She raised her eyes to mine. "Yes," she said, more calmly, "I do believe you. Should I be here if I didn't? I believe you against my own eyes, against the evidence of all San Luca, against reason itself. That is why I am trying to save you from the others."
A thrill of triumph shot through me at her words.
"Mercia," I whispered softly, "Mercia."
She lifted her hands again, as though to motion me back.
"But if you did not kill my father," she went on, "you know who did. Tell me the truth—ah, for God's sake, tell me the truth!"
The broken pleading of that piteous cry nearly shattered my resolve. But I had pledged my word to Northcote, and with a great effort I steeled myself to be true to it.
"I know nothing for certain," I said. "If the others believe me guilty, they are wrong. But why not leave them to take their own vengeance? They seem quite capable of it."
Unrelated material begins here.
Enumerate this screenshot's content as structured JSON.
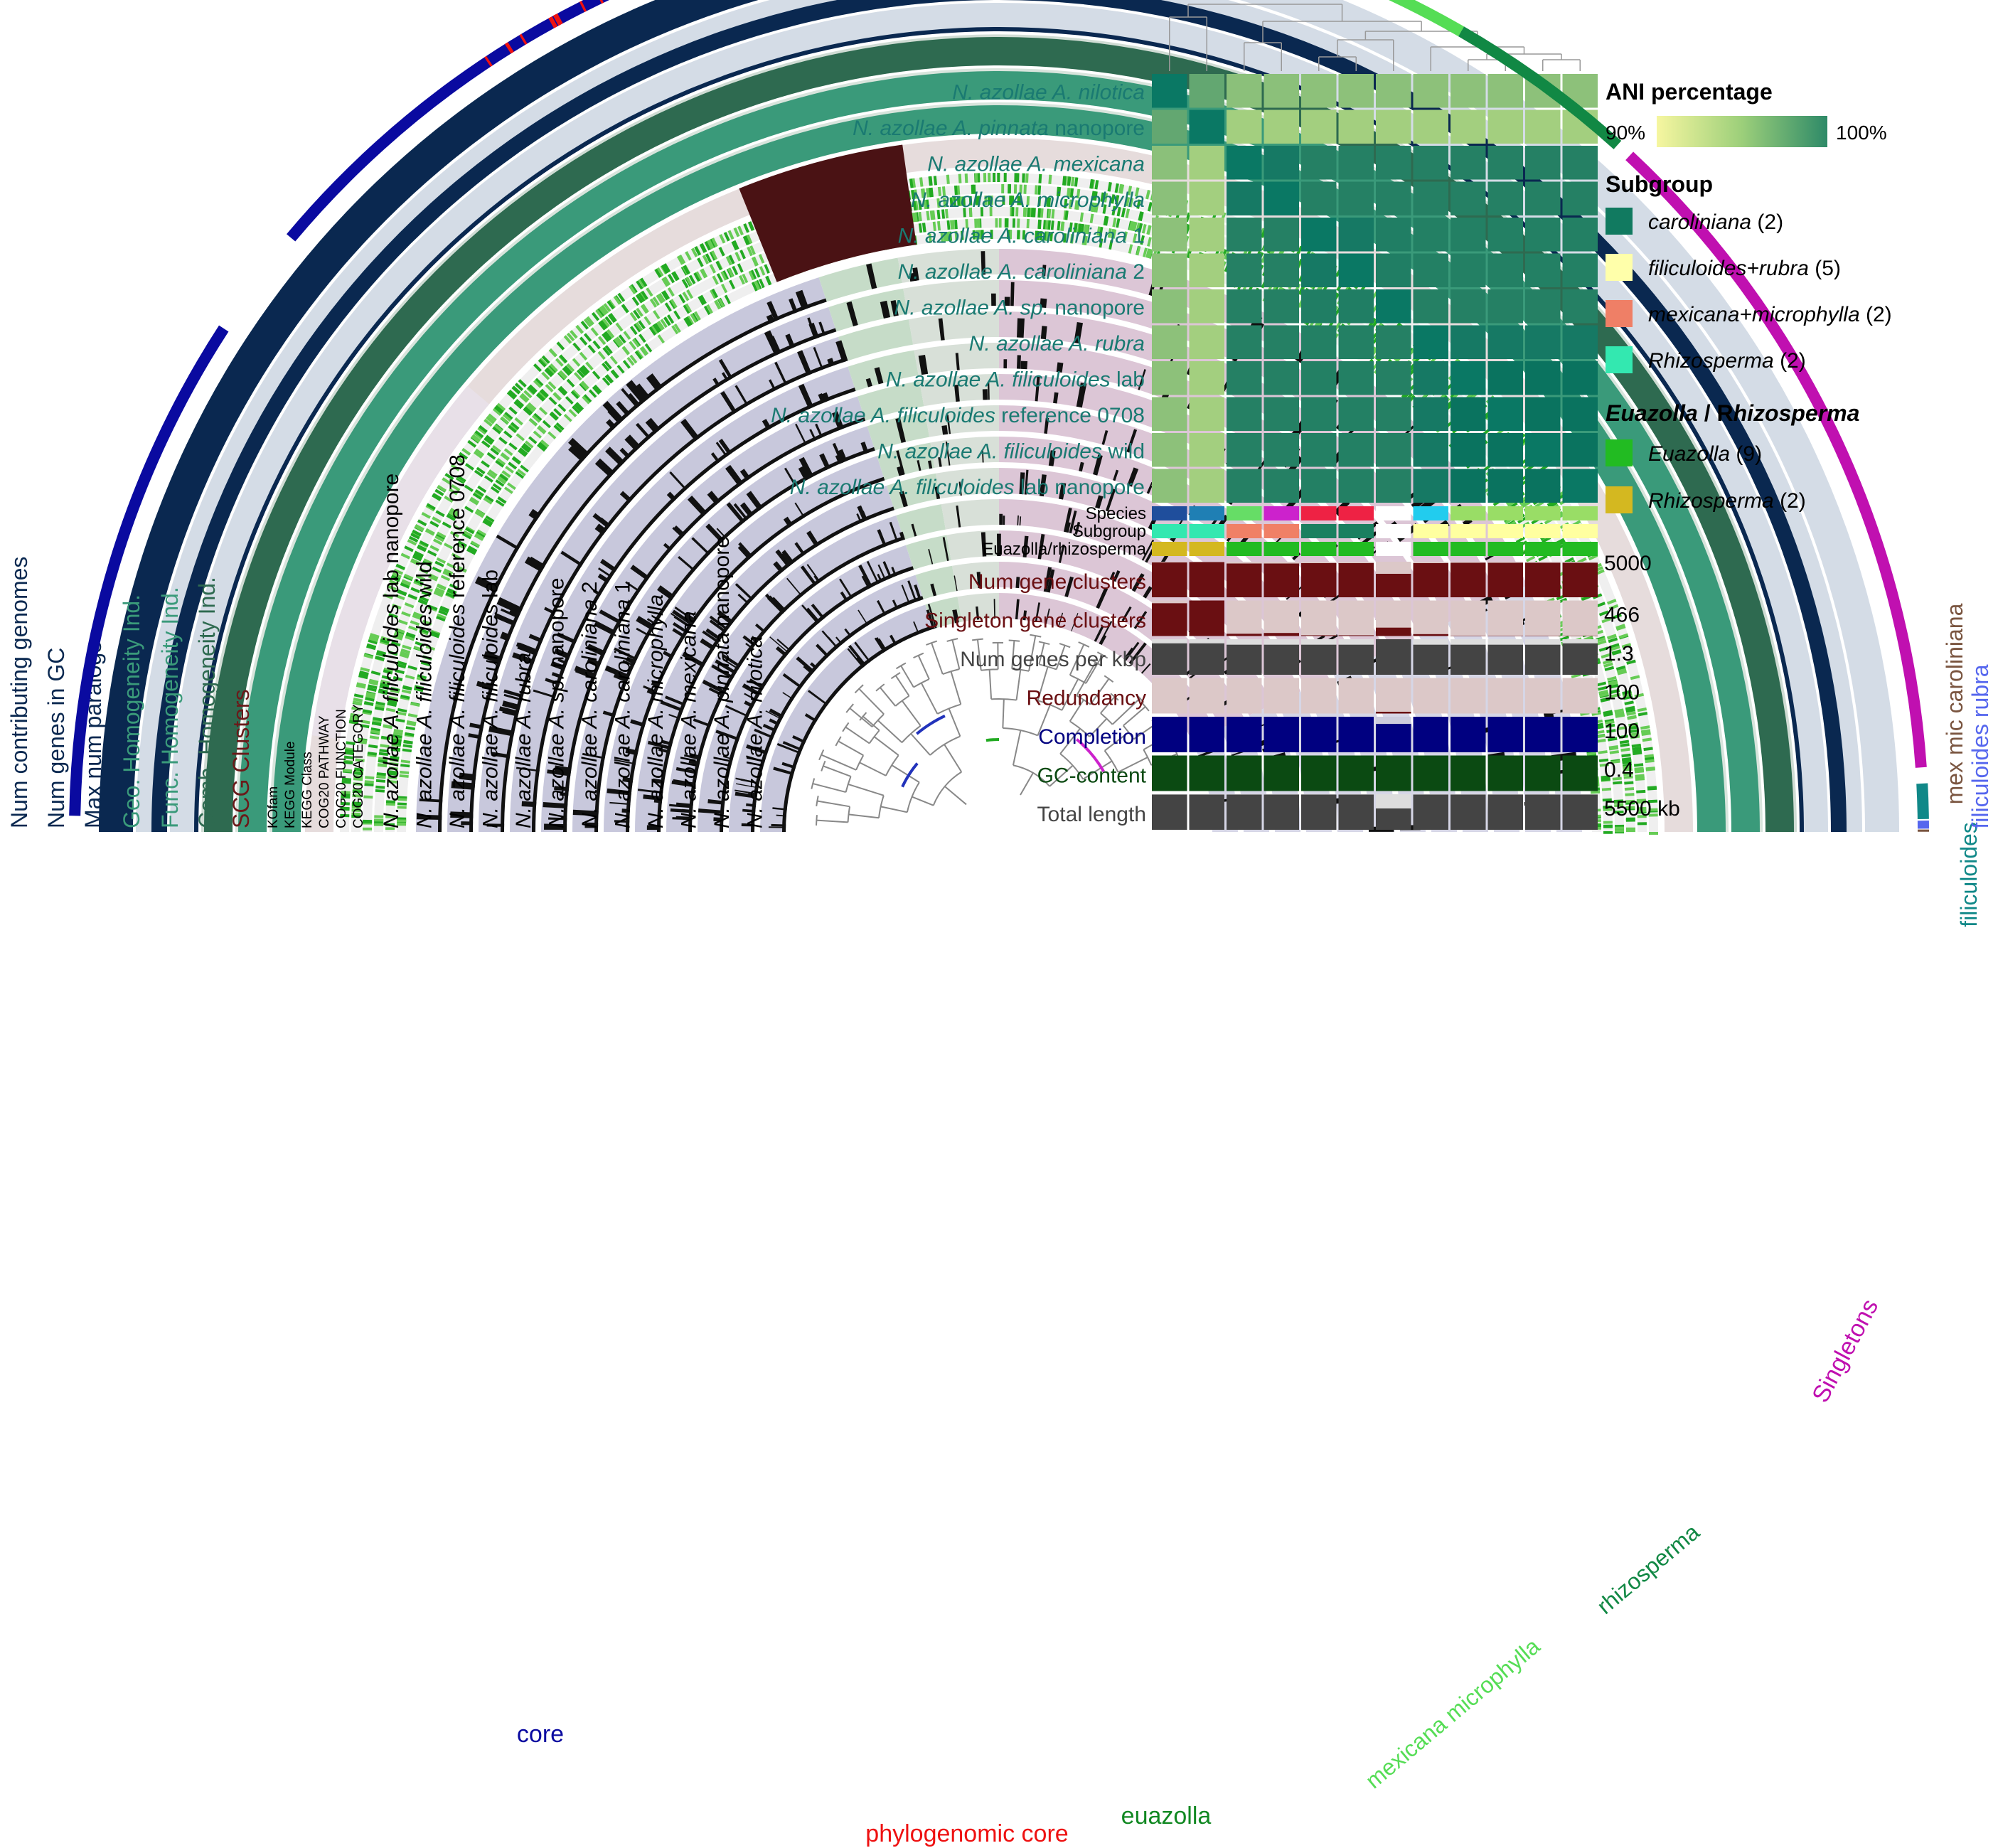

She drew herself up with a shudder. "It is too late now. There is only one escape from the League—death. When they came to me and told me that you were still alive, I joined them gladly, recklessly. I thought that at least I should be able to avenge my father. Then that night in Park Lane I learned, for the first time, that I was wrong. I deceived them, I lied to them. It would have been no good my telling them the truth: they would never have believed it. Even now, I think they suspect me."
Her half-incoherent sentences gave me my first glimpse of the real truth.
"Mercia," I said, "who do you think I am?"